As it is unemployment is masked. Statistics Mauritius counts someone as in employment if they work for more than one hour per week. Naturally you’ll come up with a figure under 10%. Many social problems are the direct result of a lack of proper work. People find themselves in prison for petty theft and drug-use. This is often related to unemployment. Everyone knows that this is so. Much violence within the family is linked to the stress from not enough people in each family holding down a proper job. There is some informal work – but repayments on housing are not informal. Your house gets taken away from you when you miss repayments. Many young people go for panic emigration, so severe is the employment situation.
Food Security
Land must also be controlled for food security. Times are dangerous. Threats come from ecological degradation and from war. If ever Mauritius, Rodrigues and Agalega are isolated from our sources of food, we are done. Our dependency is idiotic. The land and the sea must be used by Mauritius for stable sources of food.
Housing and land-use
And land is needed so as to build houses for the 50,000 families that are in need of housing. Successive Governments have gone one and one about 90% of Mauritians being land-owners. But a LALIT study at the grassroots showed that the Statistics Mauritius definition once again produces figures that mask the problem. 90% of people in fact “do not pay rent”. Many live in overcrowded housing, nicknamed “heirs’ houses”. This kind of problem, and all those living in precarious housing, must be given land and houses, not millionaires from abroad. We need proper pavements and “bicycle paths” everywhere, and small playgrounds on every street. Not selling off land in this new form of colonization.

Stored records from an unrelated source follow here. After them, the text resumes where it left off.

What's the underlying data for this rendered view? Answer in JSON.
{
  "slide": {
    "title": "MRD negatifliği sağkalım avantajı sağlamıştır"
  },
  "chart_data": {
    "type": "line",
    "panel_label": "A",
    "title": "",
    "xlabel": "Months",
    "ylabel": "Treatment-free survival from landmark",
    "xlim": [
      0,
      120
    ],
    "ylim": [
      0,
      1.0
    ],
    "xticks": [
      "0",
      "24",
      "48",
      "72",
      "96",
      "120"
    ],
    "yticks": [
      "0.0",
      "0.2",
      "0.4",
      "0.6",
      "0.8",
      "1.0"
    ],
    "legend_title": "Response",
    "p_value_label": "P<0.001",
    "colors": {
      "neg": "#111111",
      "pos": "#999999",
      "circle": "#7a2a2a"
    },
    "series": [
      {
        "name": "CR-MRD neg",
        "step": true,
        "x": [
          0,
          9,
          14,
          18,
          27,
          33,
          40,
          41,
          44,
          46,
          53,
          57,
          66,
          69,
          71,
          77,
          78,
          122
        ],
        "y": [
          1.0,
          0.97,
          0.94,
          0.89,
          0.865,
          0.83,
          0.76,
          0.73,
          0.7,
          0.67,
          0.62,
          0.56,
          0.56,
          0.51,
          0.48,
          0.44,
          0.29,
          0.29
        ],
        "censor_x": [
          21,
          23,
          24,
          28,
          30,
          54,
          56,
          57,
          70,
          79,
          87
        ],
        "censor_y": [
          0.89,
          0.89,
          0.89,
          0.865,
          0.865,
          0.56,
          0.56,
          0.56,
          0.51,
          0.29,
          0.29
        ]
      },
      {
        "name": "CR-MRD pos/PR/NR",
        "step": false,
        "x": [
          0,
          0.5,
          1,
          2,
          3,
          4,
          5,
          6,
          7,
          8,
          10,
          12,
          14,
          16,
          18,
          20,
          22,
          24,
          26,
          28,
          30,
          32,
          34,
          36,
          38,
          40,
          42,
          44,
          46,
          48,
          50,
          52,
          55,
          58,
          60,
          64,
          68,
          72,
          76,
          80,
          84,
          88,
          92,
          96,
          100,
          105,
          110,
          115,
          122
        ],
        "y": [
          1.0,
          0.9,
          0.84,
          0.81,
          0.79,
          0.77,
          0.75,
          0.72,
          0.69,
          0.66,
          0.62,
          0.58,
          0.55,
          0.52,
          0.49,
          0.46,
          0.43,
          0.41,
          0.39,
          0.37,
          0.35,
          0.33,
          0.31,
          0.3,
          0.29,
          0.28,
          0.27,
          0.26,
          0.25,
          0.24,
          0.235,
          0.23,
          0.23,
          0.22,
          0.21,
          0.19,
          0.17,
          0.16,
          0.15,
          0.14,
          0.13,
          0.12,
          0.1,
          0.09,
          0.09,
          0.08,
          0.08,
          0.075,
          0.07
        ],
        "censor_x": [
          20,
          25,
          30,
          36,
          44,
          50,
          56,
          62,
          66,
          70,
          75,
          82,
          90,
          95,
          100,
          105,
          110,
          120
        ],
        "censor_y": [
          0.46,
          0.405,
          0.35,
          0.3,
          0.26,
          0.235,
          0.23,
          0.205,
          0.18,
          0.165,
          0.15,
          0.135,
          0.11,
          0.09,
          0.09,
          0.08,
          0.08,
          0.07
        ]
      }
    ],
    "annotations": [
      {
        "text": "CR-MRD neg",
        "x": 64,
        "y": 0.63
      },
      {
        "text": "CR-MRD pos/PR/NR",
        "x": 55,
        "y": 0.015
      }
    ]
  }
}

Millionaires from abroad who buy up Integrated Resort Scheme properties get “permanent residence”, while those who invest in Smart Cities get nationality! Citizenship is now sold. It is dangerous. And it is not for nothing that we compare it with what Israel does in Palestine: set up “gated communities” for “settlers” and link them by big roads. Recently the Government here said it was paying Rs600 million just for the road to link the Omnicane Smart City with the airport.
LALIT has launched a nation-wide campaign on land use. Land must be used for creating jobs on a massive scale, and for housing and food security.